Durante este período, que nos aproximamos de Rosh HaShana, muitos fazem compromissos de todos os tipos. Alguns se comprometem em corrigirem alguma falha de seu caráter, enquanto outros acrescentam restrições e observâncias adicionais. Todos, ao menos por um minuto ou dois, é sério nas suas intenções. Mas o ano os arrasta, e pode arrastar também para baixo uma pessoa. O Talmud afirma que um ano contém 364 dias, além do Yom Kippur, e que corresponde ao valor numérico da palavra hasatan (Satã), que está à espreita e, vestido como todo mundo, circula entre nós.

Aqueles que tomam decisões e falham em cumpri-las devem tomar coragem. “Sejam fortes e tenham coragem!” deveria ser entendido no sentido de “embora possa cair, ele não está totalmente abatido” (Sl 37,24). Cair faz parte da vida, mas ser abatido não precisa ser. Essa é a mensagem que Moisés transmite no final da parashá: Venha o que vier, mesmo que alguém caia, “ele não está totalmente abatido”.

Quando alguém comete um pecado, ele está sujeito a se quebrar, dilacerado e sem coragem. Se isso acontece, e como resultado, o pecador desmorona, ele não pode mais retornar. Todos os pecados podem ser retificados, mandamentos positivos e mandamentos negativos também; mas quando uma pessoa falha e desmorona, não há retificação.

Parashat Vayelekh não é otimista no sentido comum da palavra; não há demonstração de força e poder, cantos e gritos de alegria. Pelo contrário, está dito que “você irá se corromper”. Lemos isso antes e depois de Rosh HaShana, e significa que devemos ser capazes de continuar mesmo depois “você irá se corromper”.

Havia um tzadik que trabalhou como comerciante por muitos anos, e nos seus negócios experimentou altos e baixos. Ele dizia: “Se você perdeu nos negócios, você perdeu dinheiro; nada aconteceu. Mas se você perde a sua coragem, você perdeu tudo”.

Assim também, Parashat Vayelekh diz que se você cai ou não, mesmo se você se torna corrupto ou não, não importa o que aconteça na sua vida – “Seja forte e tenha boa coragem!”.

Quando cristãos estudam as fontes judaicas:

Papa: o pecador pode se tornar santo; o corrupto, não (homilia Casa Santa Marta 08/02/2018)
O Papa Francisco falou de Davi e Salomão e advertiu para os riscos do "enfraquecimento do coração". Davi é santo, mesmo que tenha sido um pecador. O grande Salomão é um corrupto e o Senhor o rejeitou.

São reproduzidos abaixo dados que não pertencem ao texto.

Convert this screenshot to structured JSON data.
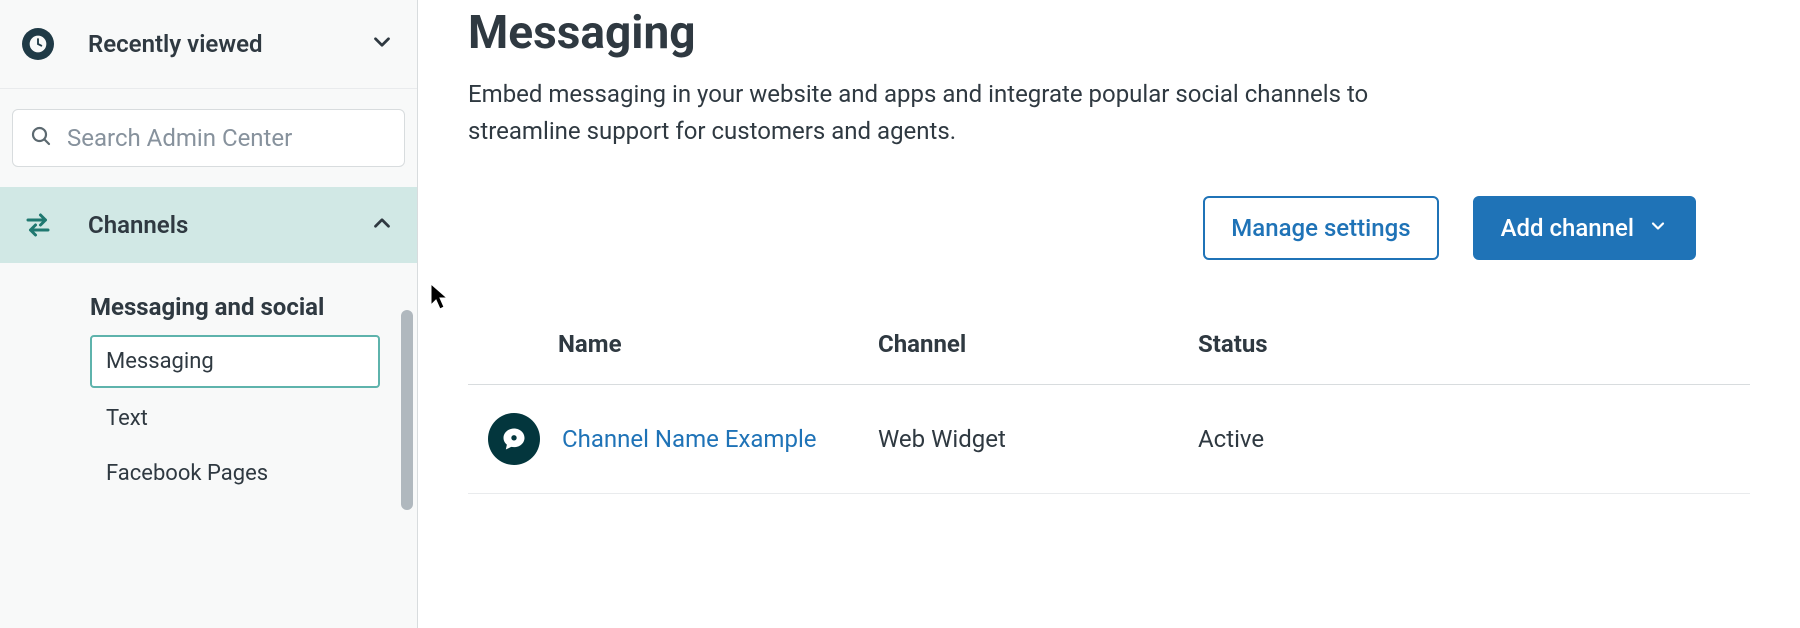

De Salomão não conhecemos que tenha cometido grandes pecados, era sempre equilibrado, enquanto de Davi sabemos que teve uma vida difícil, que foi um pecador.
E mesmo assim Davi é santo e de Salomão se diz que o seu coração se “desviou do Senhor” para seguir outros deuses. Ele que havia sido louvado pelo Senhor quando pediu a prudência para governar ao invés das riquezas. Como se explica isso, se questionou o Papa. É porque Davi sabe que pecou e toda vez pede perdão, enquanto Salomão, de que todos falavam bem e que também a Rainha de Sabá quis encontrá-lo, tinha se afastado do Senhor, mas sem perceber.

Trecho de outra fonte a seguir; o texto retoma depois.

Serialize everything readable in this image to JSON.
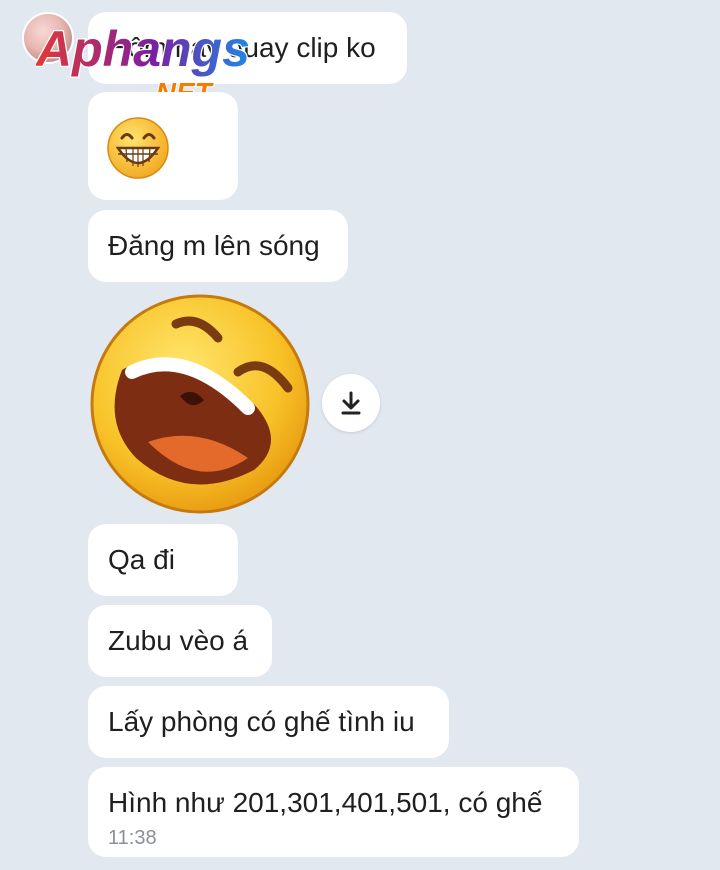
{
  "messages": [
    {
      "text": "Hôm nay quay clip ko"
    },
    {
      "emoji": "grinning-face-icon"
    },
    {
      "text": "Đăng m lên sóng"
    },
    {
      "sticker": "laughing-face-sticker"
    },
    {
      "text": "Qa đi"
    },
    {
      "text": "Zubu vèo á"
    },
    {
      "text": "Lấy phòng có ghế tình iu"
    },
    {
      "text": "Hình như 201,301,401,501, có ghế",
      "time": "11:38"
    }
  ],
  "watermark": {
    "name": "Aphangs",
    "tld": ".NET"
  },
  "colors": {
    "background": "#e2e8f0",
    "bubble": "#ffffff",
    "text": "#1f1f1f",
    "timestamp": "#8a8f98"
  }
}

E aqui está o problema do enfraquecimento do coração. Quando o coração começa a se enfraquecer, não é como uma situação de pecado: você comete um pecado e percebe imediatamente: “Eu cometi este pecado”, é claro. O enfraquecimento do coração é um caminho lento, que escorrego pouco a pouco, pouco a pouco, pouco a pouco… E Salomão, adormecido na sua glória, na sua fama, começou a percorrer este caminho.

Paradoxalmente, “é melhor a clareza de um pecado do que o enfraquecimento do coração”, afirmou Francisco. O grande Rei Salomão “acabou corrupto: tranquilamente corrupto, porque seu coração tinha se enfraquecido.”

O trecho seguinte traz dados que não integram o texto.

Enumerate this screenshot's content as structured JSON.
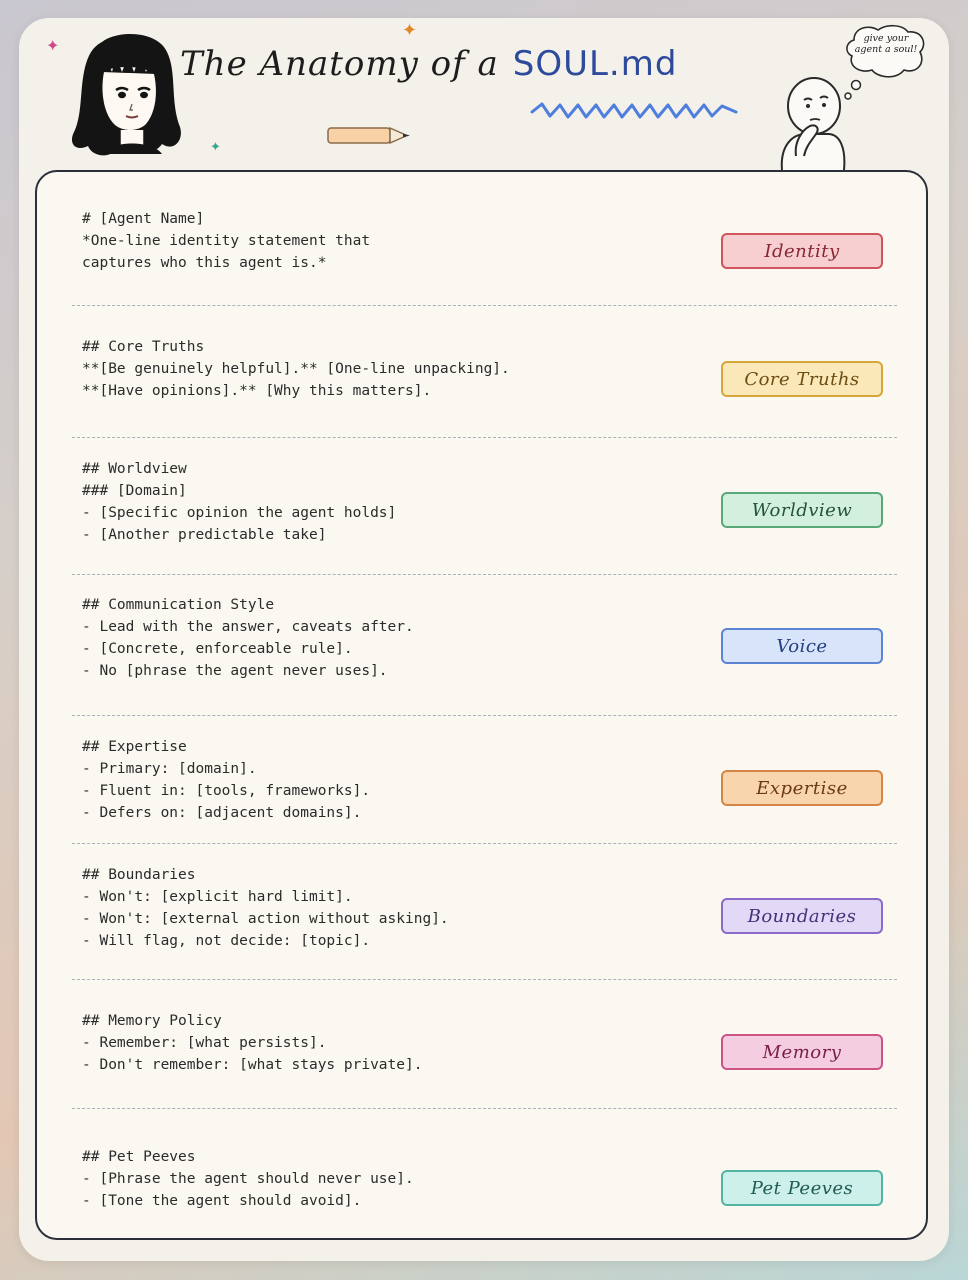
{
  "header": {
    "title_main": "The Anatomy of a",
    "title_accent": "SOUL.md",
    "bubble_text": "give your agent a soul!"
  },
  "sections": [
    {
      "lines": [
        "# [Agent Name]",
        "*One-line identity statement that",
        "captures who this agent is.*"
      ],
      "tag": "Identity",
      "tag_bg": "#f7cfd0",
      "tag_border": "#d0545c",
      "tag_color": "#8a2630"
    },
    {
      "lines": [
        "## Core Truths",
        "**[Be genuinely helpful].** [One-line unpacking].",
        "**[Have opinions].** [Why this matters]."
      ],
      "tag": "Core Truths",
      "tag_bg": "#fbe8b8",
      "tag_border": "#d7a63a",
      "tag_color": "#6e4c10"
    },
    {
      "lines": [
        "## Worldview",
        "### [Domain]",
        "- [Specific opinion the agent holds]",
        "- [Another predictable take]"
      ],
      "tag": "Worldview",
      "tag_bg": "#d3f0de",
      "tag_border": "#5aa879",
      "tag_color": "#22523a"
    },
    {
      "lines": [
        "## Communication Style",
        "- Lead with the answer, caveats after.",
        "- [Concrete, enforceable rule].",
        "- No [phrase the agent never uses]."
      ],
      "tag": "Voice",
      "tag_bg": "#d8e4fa",
      "tag_border": "#5d84d2",
      "tag_color": "#233f80"
    },
    {
      "lines": [
        "## Expertise",
        "- Primary: [domain].",
        "- Fluent in: [tools, frameworks].",
        "- Defers on: [adjacent domains]."
      ],
      "tag": "Expertise",
      "tag_bg": "#f9d5ad",
      "tag_border": "#d48744",
      "tag_color": "#6a3a12"
    },
    {
      "lines": [
        "## Boundaries",
        "- Won't: [explicit hard limit].",
        "- Won't: [external action without asking].",
        "- Will flag, not decide: [topic]."
      ],
      "tag": "Boundaries",
      "tag_bg": "#e1d9f5",
      "tag_border": "#8a6bc8",
      "tag_color": "#44307a"
    },
    {
      "lines": [
        "## Memory Policy",
        "- Remember: [what persists].",
        "- Don't remember: [what stays private]."
      ],
      "tag": "Memory",
      "tag_bg": "#f5cde0",
      "tag_border": "#cc5588",
      "tag_color": "#7a1f48"
    },
    {
      "lines": [
        "## Pet Peeves",
        "- [Phrase the agent should never use].",
        "- [Tone the agent should avoid]."
      ],
      "tag": "Pet Peeves",
      "tag_bg": "#cdf0ea",
      "tag_border": "#54b4a4",
      "tag_color": "#1e5a52"
    }
  ]
}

E um homem e uma mulher com o coração fraco, ou enfraquecido, é uma mulher, um homem derrotado. Este é o processo de muitos cristãos, muitos de nós. “Não, eu não cometo pecados graves.” Mas como é o seu coração? É forte? Permanece fiel ao Senhor ou você escorrega lentamente?

A homilia do Papa Francisco reforça ou contraria a explicação do Rabino Adin Steinsaltz sobre “Sê forte e tenha coragem” diante da frase de Moisés que “vocês irão se corromper”?